In May, the Government announced the allocation of a number of MIQ spaces over the next 10 months, many for skilled and critical workers to support the country’s economic recovery. These include spaces for 300 specialised construction workers between June and October. Helen is hopeful the Government’s announcement will help ease the pressure for skilled and critical workers in these sectors.
Graduates “a captive audience”
Meanwhile, there are opportunities for graduate engineers. Professor Rosalind Archer FEngNZ, Deputy Dean, Faculty of Engineering, the University of Auckland is seeing positive signs from employers.
“We are hearing from lots of employers they are positively marketing to graduates,” she says. “It’s a captive audience at the moment, with graduates unable to disappear offshore.” Employer Liaison Manager at the University of Auckland, Jonathan Culley, says anecdotally, most companies he comes into contact with have either kept recruitment the same or increased numbers over the past year.

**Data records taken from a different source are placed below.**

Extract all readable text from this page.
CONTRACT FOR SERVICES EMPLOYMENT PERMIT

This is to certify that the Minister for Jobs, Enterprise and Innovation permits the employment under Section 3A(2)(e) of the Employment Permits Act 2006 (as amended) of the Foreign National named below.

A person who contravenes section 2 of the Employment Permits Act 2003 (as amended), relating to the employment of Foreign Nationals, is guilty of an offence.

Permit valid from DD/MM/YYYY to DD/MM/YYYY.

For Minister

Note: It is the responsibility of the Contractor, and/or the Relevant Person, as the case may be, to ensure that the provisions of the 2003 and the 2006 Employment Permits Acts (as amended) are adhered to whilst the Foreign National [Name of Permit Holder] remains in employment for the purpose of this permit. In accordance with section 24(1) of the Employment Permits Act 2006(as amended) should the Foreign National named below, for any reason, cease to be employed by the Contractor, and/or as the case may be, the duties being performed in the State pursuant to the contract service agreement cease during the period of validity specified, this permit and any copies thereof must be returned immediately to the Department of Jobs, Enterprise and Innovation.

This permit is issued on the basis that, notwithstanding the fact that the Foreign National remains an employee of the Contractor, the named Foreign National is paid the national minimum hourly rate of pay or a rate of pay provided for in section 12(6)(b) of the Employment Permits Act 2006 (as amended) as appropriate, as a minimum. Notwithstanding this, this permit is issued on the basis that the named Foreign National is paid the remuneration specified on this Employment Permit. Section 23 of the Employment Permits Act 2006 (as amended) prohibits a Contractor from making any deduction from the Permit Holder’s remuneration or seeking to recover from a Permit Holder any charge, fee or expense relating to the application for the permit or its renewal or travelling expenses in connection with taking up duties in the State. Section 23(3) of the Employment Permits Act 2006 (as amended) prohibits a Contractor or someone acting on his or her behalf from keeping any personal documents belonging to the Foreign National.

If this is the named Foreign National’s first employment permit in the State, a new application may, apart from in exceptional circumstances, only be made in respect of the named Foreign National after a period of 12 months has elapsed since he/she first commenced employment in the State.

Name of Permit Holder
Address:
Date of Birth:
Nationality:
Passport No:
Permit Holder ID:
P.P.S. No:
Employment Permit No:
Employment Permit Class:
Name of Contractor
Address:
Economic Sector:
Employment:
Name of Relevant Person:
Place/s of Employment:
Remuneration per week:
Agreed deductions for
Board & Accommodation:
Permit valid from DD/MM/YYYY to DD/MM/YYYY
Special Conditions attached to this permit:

“With the uptick in the economy and closed borders, the skills shortage is becoming acute but this should advantage our students and graduates in the marketplace.”
The University of Auckland gets regular feedback from companies on changing recruitment practices and labour market trends, which feed into the workshops and engagement activities it runs with students.
“This year in our career development workshops, we will be emphasising the increasingly dynamic nature of the labour market and the blurring of many traditional career paths and job roles,” says Rosalind.
“Students and graduates will need to adapt to new working practices, such as more remote working, and many companies are now hiring a much broader range of specialisations to take advantage of the different skill sets and experiences.”
She says many companies are undergoing substantial changes which will benefit students. "For example, Beca has been expanding their digital services, hiring software and computer systems students. We will therefore be encouraging students to be more proactive with their job search and consider widening their scope when it comes to their ideal graduate role, considering different industries and job types.”